Finally the news many have been waiting in anticipation for has arrived, details of who will qualify as an ‘active farmer’ under the Basic Payment Scheme from 2015. Overall it appears that smaller farmers and smallholders, farming about 20 hectares and below (down to five hectares) will, in the main, be eligible.
The first part of the test is for one to consider whether you are a farmer under the new rules. A ‘farmer’ is a person or business that carries out an agricultural activity, which means either producing, rearing or growing agricultural products. This activity can include harvesting, milking, breeding animals and keeping animals for farming purposes. Or it can also mean maintaining an agricultural area so that it is kept clear of dense scrub. This definition is broad, however it is not the farmer definition that is so important, one must be an ‘active farmer’ in order to be eligible.

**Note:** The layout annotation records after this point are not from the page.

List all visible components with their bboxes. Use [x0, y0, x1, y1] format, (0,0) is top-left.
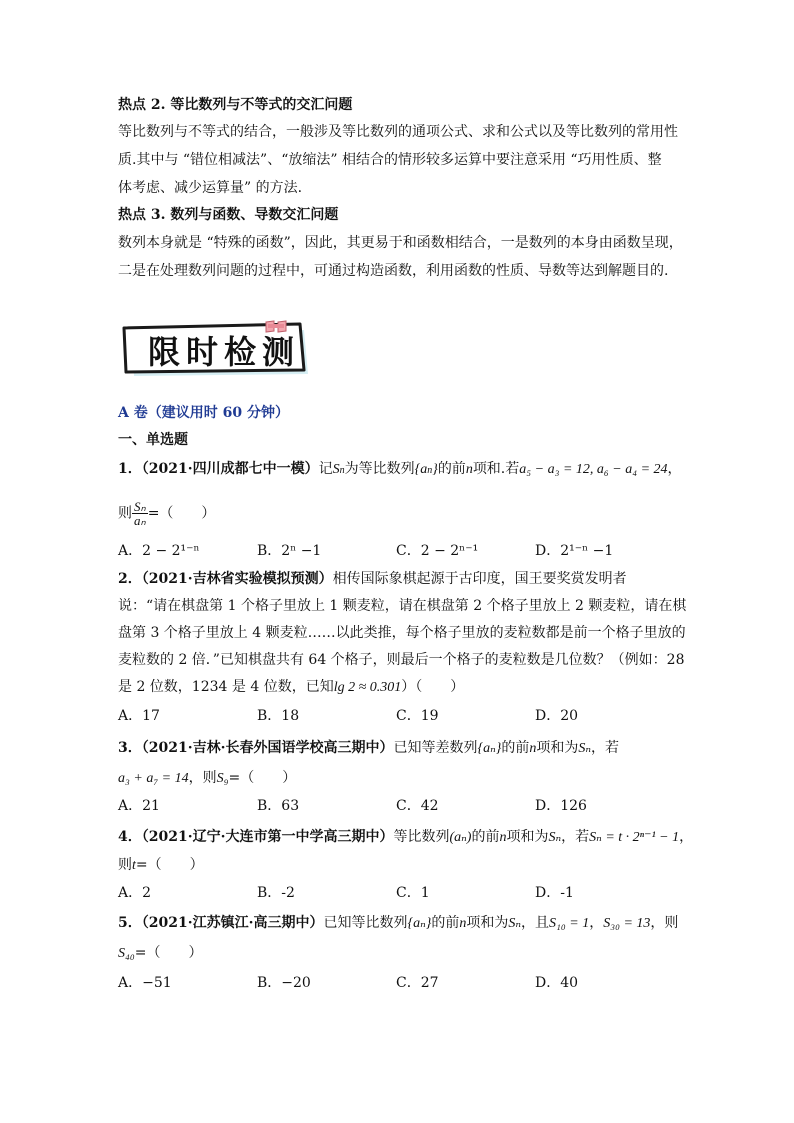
q5-seq: {aₙ}: [407, 916, 432, 931]
q4-option-d[interactable]: D．-1: [535, 885, 574, 901]
q3-then: ，则: [188, 770, 217, 786]
q3-equation: a₃ + a₇ = 14: [118, 771, 189, 786]
q5-option-b[interactable]: B．−20: [257, 975, 311, 991]
q2-line-3: 盘第 3 个格子里放上 4 颗麦粒……以此类推，每个格子里放的麦粒数都是前一个格子里放的: [118, 625, 686, 641]
q3-text-b: 的前: [501, 740, 530, 756]
q4-equation: Sₙ = t · 2ⁿ⁻¹ − 1: [589, 830, 680, 845]
q1-source: （2021·四川成都七中一模）: [141, 461, 319, 477]
q4-line-2: [118, 856, 204, 875]
q2-text-5a: 是 2 位数，1234 是 4 位数，已知: [118, 679, 334, 695]
section-banner: [118, 320, 314, 378]
q2-blank: ）（ ）: [401, 679, 465, 695]
q3-n: n: [529, 741, 537, 756]
hot3-line-1: 数列本身就是 “特殊的函数”，因此，其更易于和函数相结合，一是数列的本身由函数呈现，: [118, 235, 683, 251]
q1-text-d: 的前: [437, 461, 466, 477]
q5-line-1: [118, 914, 678, 933]
q4-s: Sₙ: [548, 830, 562, 845]
q2-option-d[interactable]: D．20: [535, 708, 579, 724]
q2-text-1: 相传国际象棋起源于古印度，国王要奖赏发明者: [332, 571, 627, 587]
q5-option-a[interactable]: A．−51: [118, 975, 172, 991]
q1-then: 则: [118, 505, 132, 522]
q4-text-d: ，若: [561, 829, 590, 845]
q4-text-a: 等比数列: [393, 829, 450, 845]
q1-s: S: [332, 462, 340, 477]
q1-seq: {an}: [414, 462, 438, 477]
q4-text-c: 项和为: [506, 829, 549, 845]
q3-number: 3．: [118, 740, 142, 756]
q1-text-end: ，: [667, 461, 682, 477]
q5-source: （2021·江苏镇江·高三期中）: [141, 915, 324, 931]
banner-title: 限时检测: [148, 333, 301, 371]
q1-number: 1．: [118, 461, 142, 477]
q4-source: （2021·辽宁·大连市第一中学高三期中）: [141, 829, 394, 845]
q3-text-c: 项和为: [536, 740, 579, 756]
q1-option-d[interactable]: D．2¹⁻ⁿ −1: [535, 543, 614, 559]
q5-text-e: ，: [589, 915, 604, 931]
q4-seq: (aₙ): [449, 830, 472, 845]
q1-line-2: [118, 500, 215, 527]
q3-text-a: 已知等差数列: [393, 740, 478, 756]
q1-line-1: 1．（2021·四川成都七中一模）记Sn为等比数列{an}的前n项和.若a₅ − a₃ = 12, a₆ − a₄ = 24，: [118, 461, 682, 477]
q2-number: 2．: [118, 571, 142, 587]
q3-line-2: [118, 769, 296, 788]
q2-line-4: 麦粒数的 2 倍．”已知棋盘共有 64 个格子，则最后一个格子的麦粒数是几位数？（例如：28: [118, 652, 685, 668]
q3-seq: {aₙ}: [477, 741, 502, 756]
q5-equation-1: S₁₀ = 1: [549, 916, 590, 931]
hot3-line-2: 二是在处理数列问题的过程中，可通过构造函数，利用函数的性质、导数等达到解题目的.: [118, 263, 669, 279]
q3-option-d[interactable]: D．126: [535, 798, 587, 814]
q5-option-d[interactable]: D．40: [535, 975, 579, 991]
q2-option-a[interactable]: A．17: [118, 708, 160, 724]
q3-option-b[interactable]: B．63: [257, 798, 300, 814]
hot2-line-1: 等比数列与不等式的结合，一般涉及等比数列的通项公式、求和公式以及等比数列的常用性: [118, 124, 678, 140]
q3-s9: S₉: [216, 771, 229, 786]
q1-option-c[interactable]: C．2 − 2ⁿ⁻¹: [396, 543, 479, 559]
q2-source: （2021·吉林省实验模拟预测）: [141, 571, 333, 587]
q1-n: n: [465, 462, 473, 477]
q4-n: n: [499, 830, 507, 845]
q1-blank: =（ ）: [147, 505, 216, 522]
q4-option-a[interactable]: A．2: [118, 885, 152, 901]
q2-option-c[interactable]: C．19: [396, 708, 439, 724]
q4-line-1: [118, 828, 693, 847]
q2-line-2: 说：“请在棋盘第 1 个格子里放上 1 颗麦粒，请在棋盘第 2 个格子里放上 2 颗麦粒，请在棋: [118, 598, 687, 614]
q5-s: Sₙ: [508, 916, 522, 931]
q2-line-5: [118, 678, 464, 697]
q5-option-c[interactable]: C．27: [396, 975, 439, 991]
q3-text-d: ，若: [591, 740, 620, 756]
hot3-title: 热点 3. 数列与函数、导数交汇问题: [118, 207, 339, 223]
q3-option-c[interactable]: C．42: [396, 798, 439, 814]
q5-line-2: [118, 944, 202, 963]
q1-fraction: $\frac{\text{Sₙ}}{\text{aₙ}}$: [134, 499, 146, 528]
section-single-choice: 一、单选题: [118, 432, 188, 448]
q5-text-a: 已知等比数列: [323, 915, 408, 931]
q3-s: Sₙ: [578, 741, 592, 756]
q1-option-a[interactable]: A．2 − 2¹⁻ⁿ: [118, 543, 200, 559]
q5-equation-2: S₃₀ = 13: [603, 916, 651, 931]
q5-blank: =（ ）: [134, 945, 203, 961]
q4-option-c[interactable]: C．1: [396, 885, 430, 901]
hot2-title: 热点 2. 等比数列与不等式的交汇问题: [118, 97, 353, 113]
q1-equation: a₅ − a₃ = 12, a₆ − a₄ = 24: [519, 462, 668, 477]
q5-text-c: 项和为: [466, 915, 509, 931]
q2-line-1: [118, 570, 627, 588]
q1-option-b[interactable]: B．2ⁿ −1: [257, 543, 322, 559]
q4-option-b[interactable]: B．-2: [257, 885, 295, 901]
q5-text-d: ，且: [521, 915, 550, 931]
q3-blank: =（ ）: [228, 770, 297, 786]
q4-number: 4．: [118, 829, 142, 845]
hot2-line-2: 质.其中与 “错位相减法”、“放缩法” 相结合的情形较多运算中要注意采用 “巧用性质、整: [118, 152, 662, 168]
hot2-line-3: 体考虑、减少运算量” 的方法.: [118, 180, 303, 196]
q5-text-b: 的前: [431, 915, 460, 931]
q2-log-equation: lg 2 ≈ 0.301: [333, 680, 402, 695]
q4-blank: =（ ）: [135, 857, 204, 873]
q4-text-b: 的前: [471, 829, 500, 845]
q3-source: （2021·吉林·长春外国语学校高三期中）: [141, 740, 394, 756]
q5-number: 5．: [118, 915, 142, 931]
q1-text-f: 项和.若: [472, 461, 520, 477]
q5-text-f: ，则: [650, 915, 679, 931]
q1-text-a: 记: [318, 461, 333, 477]
q2-option-b[interactable]: B．18: [257, 708, 300, 724]
q4-then: 则: [118, 857, 132, 873]
q4-text-e: ，: [679, 829, 694, 845]
q3-line-1: [118, 739, 619, 758]
section-a-title: A 卷（建议用时 60 分钟）: [118, 405, 289, 421]
q4-t: t: [132, 858, 136, 873]
q3-option-a[interactable]: A．21: [118, 798, 160, 814]
q5-n: n: [459, 916, 467, 931]
q5-s40: S₄₀: [118, 946, 135, 961]
q1-text-c: 为等比数列: [344, 461, 415, 477]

Not all ‘farmers’ will automatically be considered an ‘active farmer’ solely because they carry out an agricultural activity or because they have a large farm or estate. ‘Farmers’ with a total claim in the previous year of under €5,000 (in 2014 this will probably equate to less than 20 hectares) will automatically qualify as an ‘active farmer’. For new claimants in this scenario the Rural Payments Agency (RPA) will multiply the number of eligible hectares of land the farmer declares in the year of the claim by the average payment rate in the previous year (SPS or BPS) to determine this aspect of the test. For larger holdings, effectively farms with over about 20 ‘eligible’ hectares, a ‘farmer’ will qualify as an ‘active farmer’ unless they operate any of the following non-agricultural activities: airports; railway services; waterworks; real estate services; permanent sport & recreational grounds.

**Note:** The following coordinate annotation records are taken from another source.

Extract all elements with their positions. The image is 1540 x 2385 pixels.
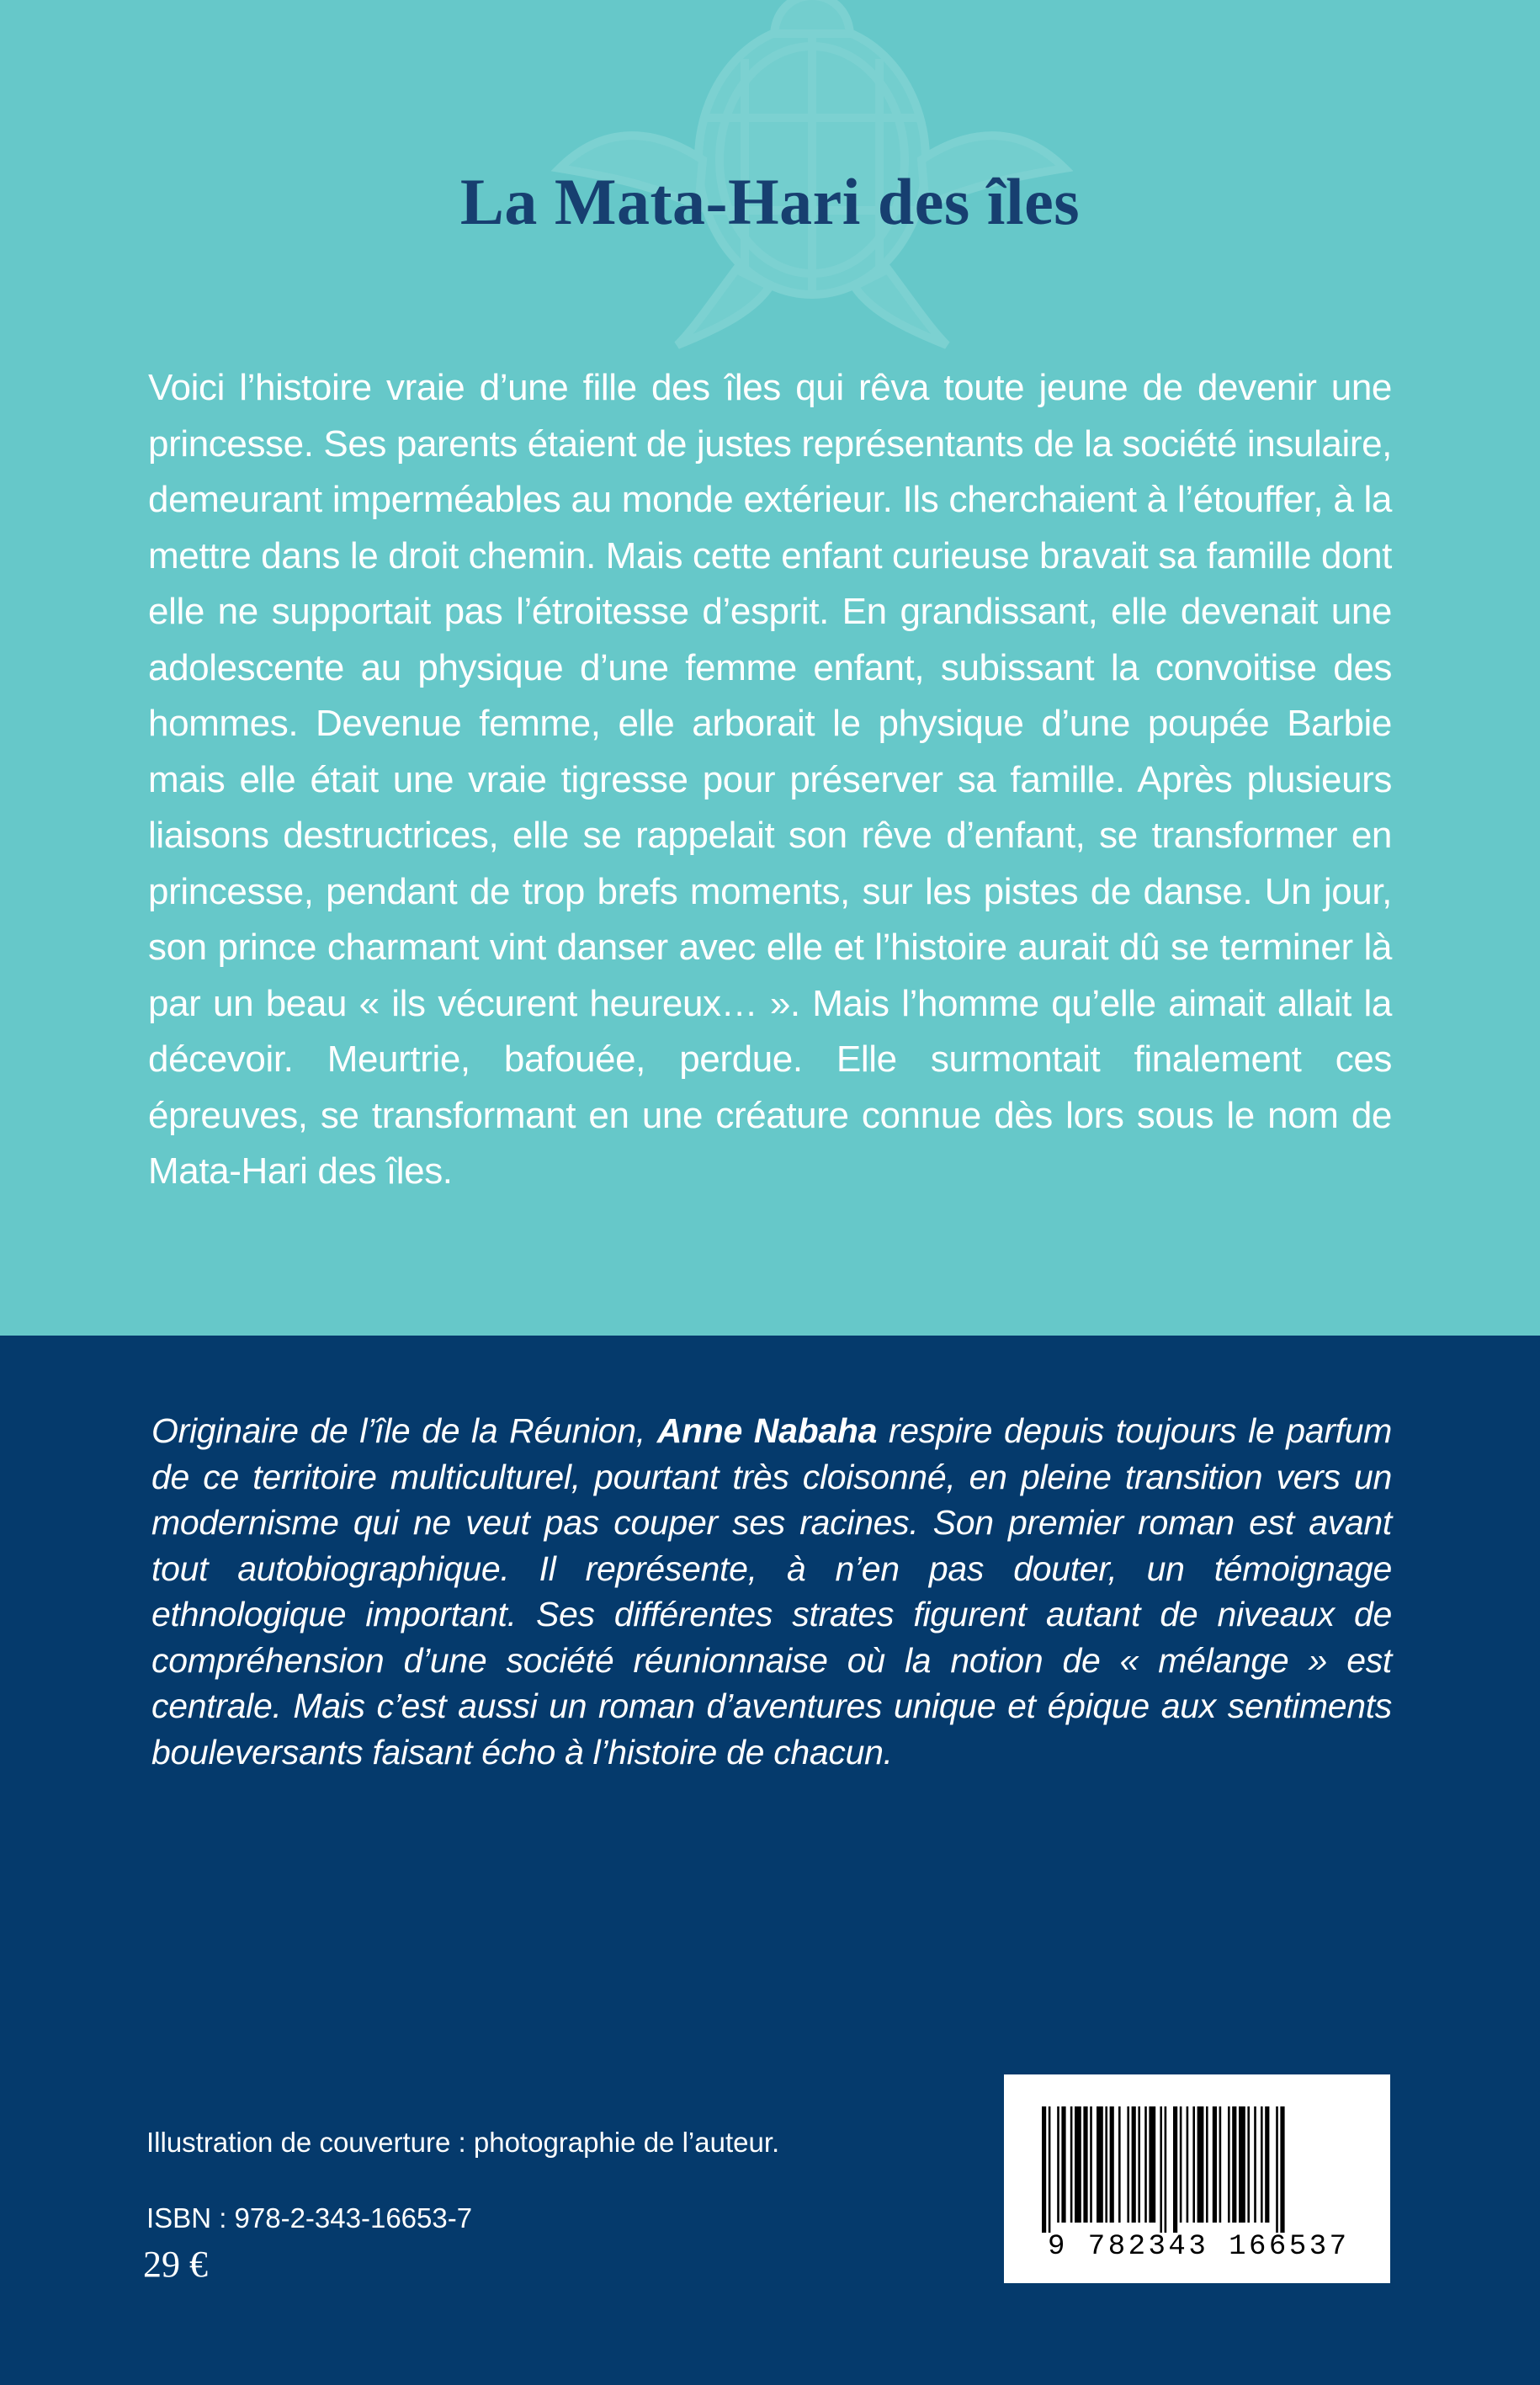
barcode-bar	[1061, 2106, 1065, 2223]
barcode-bar	[1213, 2106, 1217, 2223]
author-bio	[151, 1408, 1392, 1775]
barcode-bar	[1280, 2106, 1284, 2233]
barcode-bar	[1228, 2106, 1230, 2223]
barcode-bar	[1160, 2106, 1162, 2233]
barcode-bar	[1090, 2106, 1092, 2223]
barcode-bar	[1083, 2106, 1087, 2223]
barcode-bar	[1165, 2106, 1167, 2233]
barcode-bar	[1187, 2106, 1189, 2223]
barcode-bar	[1144, 2106, 1147, 2223]
barcode-bar	[1206, 2106, 1208, 2223]
barcode-bar	[1127, 2106, 1129, 2223]
barcode-bar	[1105, 2106, 1107, 2223]
book-title: La Mata-Hari des îles	[459, 165, 1081, 238]
barcode-bar	[1192, 2106, 1195, 2223]
barcode-bar	[1075, 2106, 1081, 2223]
barcode-bar	[1254, 2106, 1256, 2223]
bottom-panel	[0, 1336, 1540, 2385]
isbn: ISBN : 978-2-343-16653-7	[146, 2202, 473, 2234]
barcode-bars	[1042, 2106, 1353, 2233]
barcode-bar	[1247, 2106, 1250, 2223]
book-blurb: Voici l’histoire vraie d’une fille des îles qui rêva toute jeune de devenir une princesse. Ses parents étaient de justes représentants de la société insulaire, demeurant imperméables au monde extérieur. Ils cherchaient à l’étouffer, à la mettre dans le droit chemin. Mais cette enfant curieuse bravait sa famille dont elle ne supportait pas l’étroitesse d’esprit. En grandissant, elle devenait une adolescente au physique d’une femme enfant, subissant la convoitise des hommes. Devenue femme, elle arborait le physique d’une poupée Barbie mais elle était une vraie tigresse pour préserver sa famille. Après plusieurs liaisons destructrices, elle se rappelait son rêve d’enfant, se transformer en princesse, pendant de trop brefs moments, sur les pistes de danse. Un jour, son prince charmant vint danser avec elle et l’histoire aurait dû se terminer là par un beau « ils vécurent heureux… ». Mais l’homme qu’elle aimait allait la décevoir. Meurtrie, bafouée, perdue. Elle surmontait finalement ces épreuves, se transformant en une créature connue dès lors sous le nom de Mata-Hari des îles.	[148, 367, 1392, 1192]
barcode-bar	[1149, 2106, 1155, 2223]
cover-credit: Illustration de couverture : photographie de l’auteur.	[146, 2127, 780, 2158]
author-bio-intro: Originaire de l’île de la Réunion,	[151, 1411, 657, 1450]
barcode-bar	[1057, 2106, 1059, 2223]
barcode-bar	[1276, 2106, 1278, 2233]
barcode-bar	[1042, 2106, 1046, 2233]
barcode-bar	[1265, 2106, 1269, 2223]
barcode-bar	[1118, 2106, 1121, 2223]
barcode-bar	[1097, 2106, 1103, 2223]
price: 29 €	[143, 2244, 208, 2285]
barcode	[1004, 2074, 1390, 2283]
author-name: Anne Nabaha	[656, 1411, 878, 1450]
barcode-bar	[1261, 2106, 1263, 2223]
author-bio-text: respire depuis toujours le parfum de ce territoire multiculturel, pourtant très cloisonné, en pleine transition vers un modernisme qui ne veut pas couper ses racines. Son premier roman est avant tout autobiographique. Il représente, à n’en pas douter, un témoignage ethnologique important. Ses différentes strates figurent autant de niveaux de compréhension d’une société réunionnaise où la notion de « mélange » est centrale. Mais c’est aussi un roman d’aventures unique et épique aux sentiments bouleversants faisant écho à l’histoire de chacun.	[151, 1411, 1392, 1771]
barcode-number: 9 782343 166537	[1048, 2231, 1350, 2263]
barcode-bar	[1219, 2106, 1222, 2223]
barcode-bar	[1239, 2106, 1245, 2223]
barcode-bar	[1110, 2106, 1114, 2223]
barcode-bar	[1197, 2106, 1204, 2223]
barcode-bar	[1232, 2106, 1236, 2223]
barcode-bar	[1049, 2106, 1051, 2233]
barcode-bar	[1173, 2106, 1177, 2233]
barcode-bar	[1138, 2106, 1140, 2223]
barcode-bar	[1070, 2106, 1073, 2223]
barcode-bar	[1132, 2106, 1136, 2223]
barcode-bar	[1180, 2106, 1182, 2223]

Farmers operating any of these activities may still qualify as active farmers if they can confirm that they also carry out significant agricultural activity. It should also be noted that the active farmer rule applies only to the farming business making a subsidy claim, not any other businesses connected to it. The further test of significant agricultural activity, or ‘readmission criteria’, involves either being able to demonstrate that annual subsidy payments are at least 5% of the business’s total non-agricultural receipts in the latest financial year, or their total agricultural receipts are at least 15% of their total receipts in the latest financial year, or their principle business or company ‘objects’ include an agricultural activity. The former two tests are limited to an EU defined list that are considered agricultural activities (or not), however it is clear that receipts from contract farming, rented land and sporting activities (shooting, hunting & fishing) will not count towards one’s agricultural income when considering the ‘active farmer’ test. For further detail about the latter we must wait for DEFRA announcements later this year.

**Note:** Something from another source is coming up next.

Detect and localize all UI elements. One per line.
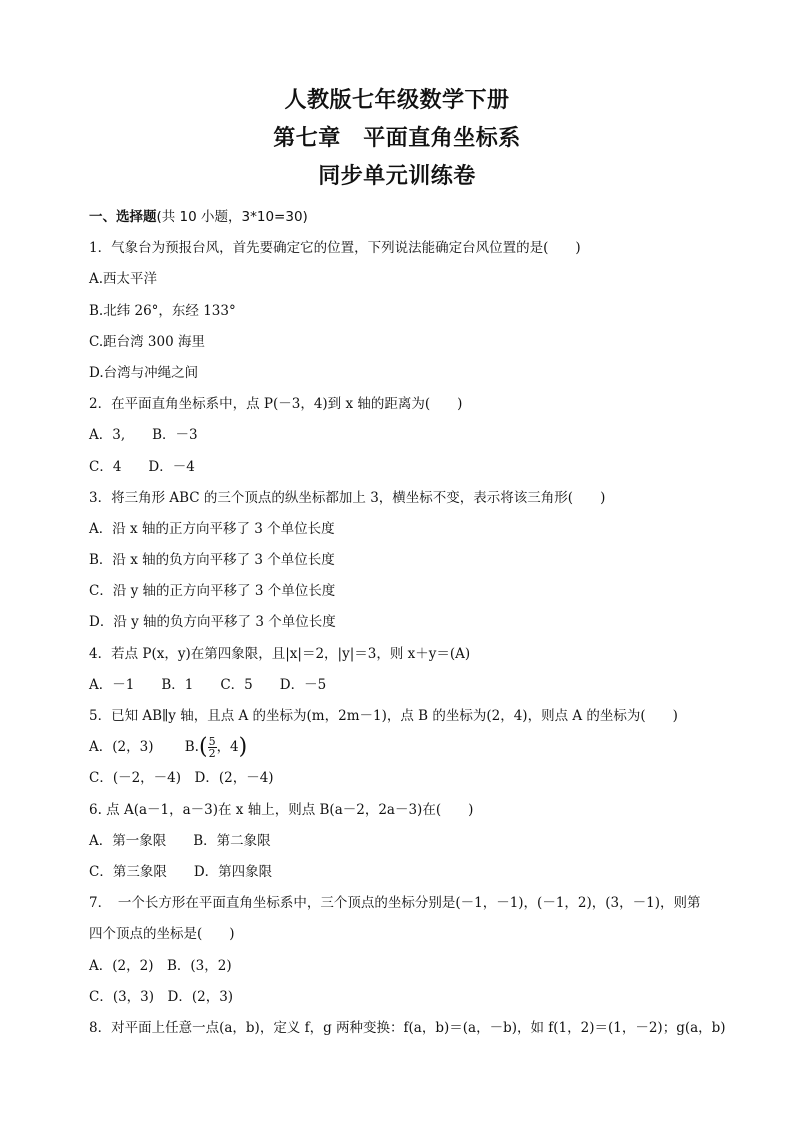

Equestrian operations will need careful consideration if they are ‘operated’ by the farming business. This will be particularly relevant for those with a manége which is not solely for personal use and includes a spectator stand or viewing cabin, as this may be considered a permanent structure for a sports/recreational ground. Although the buildings and stables of a livery or riding school will not fall into this definition, stables provided for the use of competitors will, if there are also grounds which meet the criteria. If this is the case the ‘farmer’ will need to demonstrate that they are an ‘active farmer’ by showing that they meet one of the three ‘readmission criteria’.
The latest guidance also mentions that where claimants have split their businesses, by setting up a separate company for example, as a direct result of these new rules, their claim will be rejected. This could lead to the loss of one’s entitlements in 2015 and therefore professional advice should be sought well in advance of the 15th May 2015 to fully consider one’s options moving forward. It will be interesting to see how this is applied in practice by the RPA, as there will surely be those who are setting up companies for other reasons in 2015 and as a result splitting their businesses.